We instead show that the increase in farm profit is closely linked to the ability to access new labour markets. In particular, the option to work in town allows villagers to generate income when times are bad, thereby freeing resources previously held as precautionary savings to be spent on productive farm activities. Indeed, we find that farmers decrease the fraction of their harvest stored for own consumption from 90% to 80%. Infrastructure, therefore, facilities self-insurance and unlocks more productive investments on the farm.
Cost-effectiveness and looking toward the future
How important are these effects? Our results imply that the average bridge generates a 19% internal rate of return. At a cost of US$40,000 per bridge, these bridges pay for themselves in about 5.5 years. Thus, this type of infrastructure is cost-effective and compares favourably to some of the more successful recent interventions measured by cost-effectiveness. The spillover effects highlighted here are critical to this calculation. A full third of this 19% internal rate of return is due to the increase in farm profit alone, and not capturing this margin would severely underestimate the impact of the bridges in our study.

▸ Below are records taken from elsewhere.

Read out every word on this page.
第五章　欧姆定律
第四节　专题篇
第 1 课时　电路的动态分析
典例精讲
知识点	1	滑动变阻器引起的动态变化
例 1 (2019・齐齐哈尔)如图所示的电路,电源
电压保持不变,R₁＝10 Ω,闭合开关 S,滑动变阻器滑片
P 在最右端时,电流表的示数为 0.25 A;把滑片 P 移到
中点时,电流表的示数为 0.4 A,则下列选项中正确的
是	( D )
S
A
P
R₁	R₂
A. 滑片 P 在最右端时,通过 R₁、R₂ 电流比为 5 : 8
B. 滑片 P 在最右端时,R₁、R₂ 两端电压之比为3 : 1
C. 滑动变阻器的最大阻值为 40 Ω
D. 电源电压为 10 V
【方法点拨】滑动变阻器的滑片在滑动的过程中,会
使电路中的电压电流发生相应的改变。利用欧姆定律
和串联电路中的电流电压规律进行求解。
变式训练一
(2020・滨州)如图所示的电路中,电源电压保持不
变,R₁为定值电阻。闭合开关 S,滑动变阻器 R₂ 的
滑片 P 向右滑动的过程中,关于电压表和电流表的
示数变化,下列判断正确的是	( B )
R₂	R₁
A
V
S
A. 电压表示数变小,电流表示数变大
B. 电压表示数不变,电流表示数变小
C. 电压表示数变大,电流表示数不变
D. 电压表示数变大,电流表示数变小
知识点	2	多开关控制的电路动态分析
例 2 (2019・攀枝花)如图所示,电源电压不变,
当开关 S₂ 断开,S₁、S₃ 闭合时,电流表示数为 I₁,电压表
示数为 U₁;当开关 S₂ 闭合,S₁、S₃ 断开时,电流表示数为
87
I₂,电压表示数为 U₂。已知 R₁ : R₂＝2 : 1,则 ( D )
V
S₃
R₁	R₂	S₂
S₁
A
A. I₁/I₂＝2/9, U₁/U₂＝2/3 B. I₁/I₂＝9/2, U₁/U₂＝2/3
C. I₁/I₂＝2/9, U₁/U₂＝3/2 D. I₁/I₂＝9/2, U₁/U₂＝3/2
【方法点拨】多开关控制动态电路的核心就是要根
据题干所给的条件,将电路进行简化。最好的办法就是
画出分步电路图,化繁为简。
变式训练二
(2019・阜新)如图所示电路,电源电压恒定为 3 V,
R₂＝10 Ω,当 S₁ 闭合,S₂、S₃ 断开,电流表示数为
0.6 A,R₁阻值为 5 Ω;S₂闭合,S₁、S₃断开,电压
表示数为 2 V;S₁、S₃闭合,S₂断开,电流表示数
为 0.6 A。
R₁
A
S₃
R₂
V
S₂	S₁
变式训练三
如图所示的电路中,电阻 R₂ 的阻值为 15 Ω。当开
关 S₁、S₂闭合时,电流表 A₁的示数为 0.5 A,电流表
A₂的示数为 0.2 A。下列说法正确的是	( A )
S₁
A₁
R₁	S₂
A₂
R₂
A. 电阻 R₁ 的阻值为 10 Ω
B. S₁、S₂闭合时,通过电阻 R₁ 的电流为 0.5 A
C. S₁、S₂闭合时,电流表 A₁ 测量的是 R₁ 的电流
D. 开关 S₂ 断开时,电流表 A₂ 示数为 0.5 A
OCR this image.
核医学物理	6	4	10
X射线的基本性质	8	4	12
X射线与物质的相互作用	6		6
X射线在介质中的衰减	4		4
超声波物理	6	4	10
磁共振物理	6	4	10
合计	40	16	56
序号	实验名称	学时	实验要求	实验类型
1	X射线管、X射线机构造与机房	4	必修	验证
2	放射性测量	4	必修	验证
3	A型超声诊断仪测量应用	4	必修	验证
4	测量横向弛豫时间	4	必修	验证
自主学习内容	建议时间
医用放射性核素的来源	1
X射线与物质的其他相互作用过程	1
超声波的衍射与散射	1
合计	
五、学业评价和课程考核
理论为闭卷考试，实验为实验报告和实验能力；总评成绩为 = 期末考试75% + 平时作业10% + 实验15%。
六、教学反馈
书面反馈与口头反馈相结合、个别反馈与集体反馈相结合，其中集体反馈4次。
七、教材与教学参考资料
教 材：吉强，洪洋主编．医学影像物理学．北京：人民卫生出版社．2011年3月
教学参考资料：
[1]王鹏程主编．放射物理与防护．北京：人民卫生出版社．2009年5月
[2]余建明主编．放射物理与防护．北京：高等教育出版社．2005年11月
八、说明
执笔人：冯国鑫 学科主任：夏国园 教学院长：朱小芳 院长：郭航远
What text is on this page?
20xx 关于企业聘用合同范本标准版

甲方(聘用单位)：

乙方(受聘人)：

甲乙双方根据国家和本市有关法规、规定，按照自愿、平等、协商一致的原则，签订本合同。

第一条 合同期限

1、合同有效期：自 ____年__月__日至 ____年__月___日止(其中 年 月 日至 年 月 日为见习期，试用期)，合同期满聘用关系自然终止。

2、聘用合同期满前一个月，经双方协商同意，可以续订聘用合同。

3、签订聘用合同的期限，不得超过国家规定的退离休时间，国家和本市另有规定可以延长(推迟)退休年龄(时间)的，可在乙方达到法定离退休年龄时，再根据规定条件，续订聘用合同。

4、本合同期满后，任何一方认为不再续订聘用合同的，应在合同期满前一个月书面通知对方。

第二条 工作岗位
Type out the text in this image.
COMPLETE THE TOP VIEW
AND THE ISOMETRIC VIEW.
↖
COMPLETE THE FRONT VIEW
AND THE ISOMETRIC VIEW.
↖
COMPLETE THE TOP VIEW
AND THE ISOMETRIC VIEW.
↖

We think there is a broader message to take from these results. Although our study focused on the interaction between labour market access and agricultural outcomes, there are still numerous facets of rural life that require more study. For example, women we surveyed consistently highlighted issues of maternal health as a key benefit from these bridges, though our sample size limited our ability to study such issues. Accounting for the full effect of infrastructure requires understanding these various channels, along with the effects induced on the markets to which these villages connect. These are big questions, and require developing interventions at a macro scale (see, for instance, the work by Y-RISE on the importance of studying such issues at scale). We hope our results demonstrate that these types of interventions can and should be studied, and not dismissed on cost alone. Infrastructure is effective, both in terms of absolute magnitudes and return on investment, once we start to properly account for the different margins impacted.
Asher, S and P Novosad (2018), “Rural roads and economic development”, Working Paper.
Brooks, W and K Donovan (2017), “Eliminating uncertainty in market access: The impact of new bridges in rural Nicaragua”, Working Paper.
Foster, A and M Rosenzweig (2007), “Economic development and the decline of agricultural employment”, in T P Schultz and J A Strauss (eds), Handbook of Development Economics, pp. 3051-3083.